Einde inhoudsopgave
Tijdelijke wet Groningen
Artikel 15a
Geldend
Geldend vanaf 01-07-2023
- Bronpublicatie:
19-04-2023, Stb. 2023, 164 jo Stb. 2023, 165 (uitgifte: 15-05-2023, kamerstukken: 36094)
19-04-2023, Stb. 2023, 164 jo Stb. 2023, 165 (uitgifte: 15-05-2023, kamerstukken: 35603)
- Inwerkingtreding
01-07-2023
- Bronpublicatie inwerkingtreding:
07-06-2023, Stb. 2023, 205 (uitgifte: 19-06-2023, kamerstukken/regelingnummer: -)

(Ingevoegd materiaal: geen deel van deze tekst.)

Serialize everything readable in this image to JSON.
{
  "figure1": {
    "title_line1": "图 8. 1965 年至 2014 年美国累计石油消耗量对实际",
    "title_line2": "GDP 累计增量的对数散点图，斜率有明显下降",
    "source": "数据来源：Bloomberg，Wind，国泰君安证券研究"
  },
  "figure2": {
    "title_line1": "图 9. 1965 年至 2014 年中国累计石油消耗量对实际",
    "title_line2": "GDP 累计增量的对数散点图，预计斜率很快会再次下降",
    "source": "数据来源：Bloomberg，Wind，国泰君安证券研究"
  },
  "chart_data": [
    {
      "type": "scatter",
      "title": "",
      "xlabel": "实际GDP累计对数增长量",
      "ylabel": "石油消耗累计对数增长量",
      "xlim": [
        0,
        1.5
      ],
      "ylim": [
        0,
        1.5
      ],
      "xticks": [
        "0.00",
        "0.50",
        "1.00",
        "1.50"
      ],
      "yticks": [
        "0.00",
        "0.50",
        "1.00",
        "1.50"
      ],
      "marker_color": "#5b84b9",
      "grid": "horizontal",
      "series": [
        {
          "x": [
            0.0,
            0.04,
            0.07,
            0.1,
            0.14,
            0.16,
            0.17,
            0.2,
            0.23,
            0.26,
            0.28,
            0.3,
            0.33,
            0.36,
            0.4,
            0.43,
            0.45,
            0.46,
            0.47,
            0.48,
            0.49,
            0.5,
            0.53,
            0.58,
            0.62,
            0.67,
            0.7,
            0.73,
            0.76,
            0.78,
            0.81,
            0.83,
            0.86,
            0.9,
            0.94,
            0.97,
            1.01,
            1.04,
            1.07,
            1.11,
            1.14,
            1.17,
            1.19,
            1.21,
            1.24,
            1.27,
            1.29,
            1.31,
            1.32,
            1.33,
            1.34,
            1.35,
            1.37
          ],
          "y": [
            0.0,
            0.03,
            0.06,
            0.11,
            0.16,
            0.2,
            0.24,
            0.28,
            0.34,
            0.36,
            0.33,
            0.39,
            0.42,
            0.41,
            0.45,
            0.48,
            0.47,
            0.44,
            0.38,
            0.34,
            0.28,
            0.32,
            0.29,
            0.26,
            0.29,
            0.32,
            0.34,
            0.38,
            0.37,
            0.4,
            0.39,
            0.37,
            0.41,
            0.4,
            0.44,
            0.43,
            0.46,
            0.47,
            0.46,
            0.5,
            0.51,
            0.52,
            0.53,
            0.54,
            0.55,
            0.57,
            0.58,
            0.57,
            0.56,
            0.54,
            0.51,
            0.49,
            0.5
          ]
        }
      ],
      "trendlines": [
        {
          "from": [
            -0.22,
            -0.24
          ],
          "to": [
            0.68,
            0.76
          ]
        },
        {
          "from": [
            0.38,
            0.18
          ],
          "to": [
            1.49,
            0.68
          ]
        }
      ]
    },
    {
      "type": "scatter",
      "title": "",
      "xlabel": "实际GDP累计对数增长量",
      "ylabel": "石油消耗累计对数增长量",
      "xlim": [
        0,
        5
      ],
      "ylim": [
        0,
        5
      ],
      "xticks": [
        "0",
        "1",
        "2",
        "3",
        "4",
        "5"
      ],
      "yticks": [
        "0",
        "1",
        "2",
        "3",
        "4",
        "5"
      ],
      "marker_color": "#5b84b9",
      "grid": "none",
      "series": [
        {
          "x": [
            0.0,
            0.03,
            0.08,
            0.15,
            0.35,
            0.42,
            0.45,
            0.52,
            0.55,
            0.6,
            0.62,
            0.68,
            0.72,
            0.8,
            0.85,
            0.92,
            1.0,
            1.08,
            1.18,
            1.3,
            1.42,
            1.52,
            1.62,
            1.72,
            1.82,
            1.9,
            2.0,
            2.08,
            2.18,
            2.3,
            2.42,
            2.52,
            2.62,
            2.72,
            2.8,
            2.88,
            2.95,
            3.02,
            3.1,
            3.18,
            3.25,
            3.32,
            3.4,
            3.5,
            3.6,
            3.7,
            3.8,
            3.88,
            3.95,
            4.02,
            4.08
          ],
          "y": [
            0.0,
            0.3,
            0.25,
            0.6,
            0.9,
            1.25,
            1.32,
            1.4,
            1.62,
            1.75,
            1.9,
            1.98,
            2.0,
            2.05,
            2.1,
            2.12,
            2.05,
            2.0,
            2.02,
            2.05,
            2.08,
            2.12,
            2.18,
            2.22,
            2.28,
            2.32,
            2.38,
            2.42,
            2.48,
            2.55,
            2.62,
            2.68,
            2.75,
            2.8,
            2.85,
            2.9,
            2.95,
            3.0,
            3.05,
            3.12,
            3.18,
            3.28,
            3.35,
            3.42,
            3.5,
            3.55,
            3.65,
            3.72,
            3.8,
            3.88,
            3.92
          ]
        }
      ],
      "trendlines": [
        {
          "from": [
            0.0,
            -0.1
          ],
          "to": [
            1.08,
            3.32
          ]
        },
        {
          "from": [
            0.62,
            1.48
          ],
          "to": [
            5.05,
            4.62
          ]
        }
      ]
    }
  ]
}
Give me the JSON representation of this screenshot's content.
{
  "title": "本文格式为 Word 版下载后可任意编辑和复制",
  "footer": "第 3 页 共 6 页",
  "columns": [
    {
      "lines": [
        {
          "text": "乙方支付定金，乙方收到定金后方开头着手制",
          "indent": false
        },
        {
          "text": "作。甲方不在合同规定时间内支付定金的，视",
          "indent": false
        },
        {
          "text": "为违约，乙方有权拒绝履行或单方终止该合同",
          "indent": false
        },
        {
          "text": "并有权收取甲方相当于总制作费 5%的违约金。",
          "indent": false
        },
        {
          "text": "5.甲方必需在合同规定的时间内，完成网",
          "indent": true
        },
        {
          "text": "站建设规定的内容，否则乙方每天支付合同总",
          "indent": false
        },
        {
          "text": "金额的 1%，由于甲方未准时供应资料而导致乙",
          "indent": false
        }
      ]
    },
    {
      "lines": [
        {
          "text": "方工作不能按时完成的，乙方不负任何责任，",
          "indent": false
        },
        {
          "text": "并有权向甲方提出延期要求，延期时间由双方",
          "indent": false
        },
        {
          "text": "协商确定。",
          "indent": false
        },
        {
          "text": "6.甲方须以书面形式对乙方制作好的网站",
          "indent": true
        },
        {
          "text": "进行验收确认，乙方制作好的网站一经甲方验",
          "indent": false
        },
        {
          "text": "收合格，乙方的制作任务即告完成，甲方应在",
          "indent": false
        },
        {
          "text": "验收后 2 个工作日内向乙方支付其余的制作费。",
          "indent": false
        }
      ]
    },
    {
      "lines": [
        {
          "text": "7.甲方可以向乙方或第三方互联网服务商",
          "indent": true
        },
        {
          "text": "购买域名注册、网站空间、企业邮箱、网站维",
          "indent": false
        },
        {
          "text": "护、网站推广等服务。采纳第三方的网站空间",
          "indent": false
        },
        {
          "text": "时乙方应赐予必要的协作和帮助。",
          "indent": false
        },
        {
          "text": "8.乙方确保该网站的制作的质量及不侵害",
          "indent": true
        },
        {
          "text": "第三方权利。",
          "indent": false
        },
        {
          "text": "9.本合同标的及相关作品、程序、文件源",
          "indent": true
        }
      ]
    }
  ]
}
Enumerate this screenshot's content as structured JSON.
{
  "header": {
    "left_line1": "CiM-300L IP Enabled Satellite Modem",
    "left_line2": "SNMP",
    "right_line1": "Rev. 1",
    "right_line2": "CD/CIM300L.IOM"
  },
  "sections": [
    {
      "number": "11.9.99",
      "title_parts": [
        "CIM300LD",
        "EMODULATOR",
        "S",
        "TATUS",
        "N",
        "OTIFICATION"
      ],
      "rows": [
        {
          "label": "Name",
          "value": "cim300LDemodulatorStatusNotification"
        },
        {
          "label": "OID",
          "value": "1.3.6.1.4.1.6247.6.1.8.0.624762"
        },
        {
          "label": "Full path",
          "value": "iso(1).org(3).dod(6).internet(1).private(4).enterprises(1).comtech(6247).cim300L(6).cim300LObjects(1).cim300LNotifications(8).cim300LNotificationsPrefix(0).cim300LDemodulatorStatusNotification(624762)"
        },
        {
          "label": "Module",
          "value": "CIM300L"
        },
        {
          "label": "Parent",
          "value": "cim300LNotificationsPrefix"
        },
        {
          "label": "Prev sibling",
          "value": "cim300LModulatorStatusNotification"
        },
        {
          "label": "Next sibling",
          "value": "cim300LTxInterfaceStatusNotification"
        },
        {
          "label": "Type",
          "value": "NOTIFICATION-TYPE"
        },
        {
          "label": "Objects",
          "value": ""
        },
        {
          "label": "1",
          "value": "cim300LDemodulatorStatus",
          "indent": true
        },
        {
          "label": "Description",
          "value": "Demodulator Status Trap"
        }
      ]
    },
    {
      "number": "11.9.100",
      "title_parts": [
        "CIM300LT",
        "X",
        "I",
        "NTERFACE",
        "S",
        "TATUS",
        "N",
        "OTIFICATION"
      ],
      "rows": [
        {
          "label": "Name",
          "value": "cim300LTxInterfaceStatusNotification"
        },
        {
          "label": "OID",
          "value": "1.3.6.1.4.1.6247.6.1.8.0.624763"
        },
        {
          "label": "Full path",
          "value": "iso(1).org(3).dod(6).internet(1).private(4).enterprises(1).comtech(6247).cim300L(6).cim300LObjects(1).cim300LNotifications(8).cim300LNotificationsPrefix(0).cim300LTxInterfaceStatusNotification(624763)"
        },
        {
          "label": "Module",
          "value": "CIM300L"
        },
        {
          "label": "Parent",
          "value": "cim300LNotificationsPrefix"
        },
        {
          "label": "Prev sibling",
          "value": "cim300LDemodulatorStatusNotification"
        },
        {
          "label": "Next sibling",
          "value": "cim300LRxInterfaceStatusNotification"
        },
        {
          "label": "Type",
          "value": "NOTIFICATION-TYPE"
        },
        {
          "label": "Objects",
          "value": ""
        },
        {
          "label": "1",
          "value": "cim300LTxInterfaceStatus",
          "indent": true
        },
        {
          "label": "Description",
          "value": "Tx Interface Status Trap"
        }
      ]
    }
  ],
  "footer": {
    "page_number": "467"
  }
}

- Overige regelgevende instantie(s)
Ministerie van Binnenlandse Zaken en Koninkrijksrelaties
Ministerie van Justitie en Veiligheid
- Vakgebied(en)
Milieurecht / Mijnbouw
Staatsrecht / Bestuur
Bestuursrecht algemeen / Overheid en privaatrecht
Privacy / Verwerking persoonsgegevens
Bestuursprocesrecht / Algemeen
Staatsrecht / Rechtspraak
Bestuursprocesrecht / Beroep
Verbintenissenrecht / Schadevergoeding
1.
In dit artikel wordt verstaan onder:
batch 1.588: door de Nationaal Coördinator Groningen benoemde batch van 1.588 gebouwen waarvoor versterkingsadviezen zijn opgesteld.
2.
Onze Minister verstrekt jaarlijks aan de gemeenten Eemsdelta, Groningen en Midden-Groningen een uitkering als bedoeld in artikel 15a van de Financiële-verhoudingswet om de gemeenten van middelen te voorzien ten behoeve van het versterken van gebouwen in batch 1.588.
3.
De gemeenten besteden de uitkering uitsluitend aan:
- a.
werkzaamheden voor de versterking van de gebouwen in batch 1.588;
- b.
het verstrekken van subsidies voor de versterking van de gebouwen in batch 1.588.
4.
De subsidie, bedoeld in het derde lid, onderdeel b, wordt vastgesteld op een bedrag zodat de eigenaar overeenkomstig de versterkingsadviezen de versterkingsmaatregelen kan laten uitvoeren dan wel tot sloop en nieuwbouw kan overgaan en het gebouw na de uitvoering van die maatregelen of na de sloop en nieuwbouw van dezelfde aard is en ten minste vergelijkbare gebruiksoppervlakte en gebruiksmogelijkheden heeft als de situatie voor de uitvoering van die maatregelen of voor de sloop en nieuwbouw, tenzij op verzoek van de eigenaar andere maatregelen worden genomen.
5.
Bij ministeriële regeling worden regels gesteld over de uitkering, bedoeld in het tweede lid. Deze regels zien ten minste op de vaststelling van de hoogte van de uitkering, de verdeling, de voorwaarden waaronder deze verstrekt wordt en de terugvordering van niet of niet rechtmatig bestede middelen.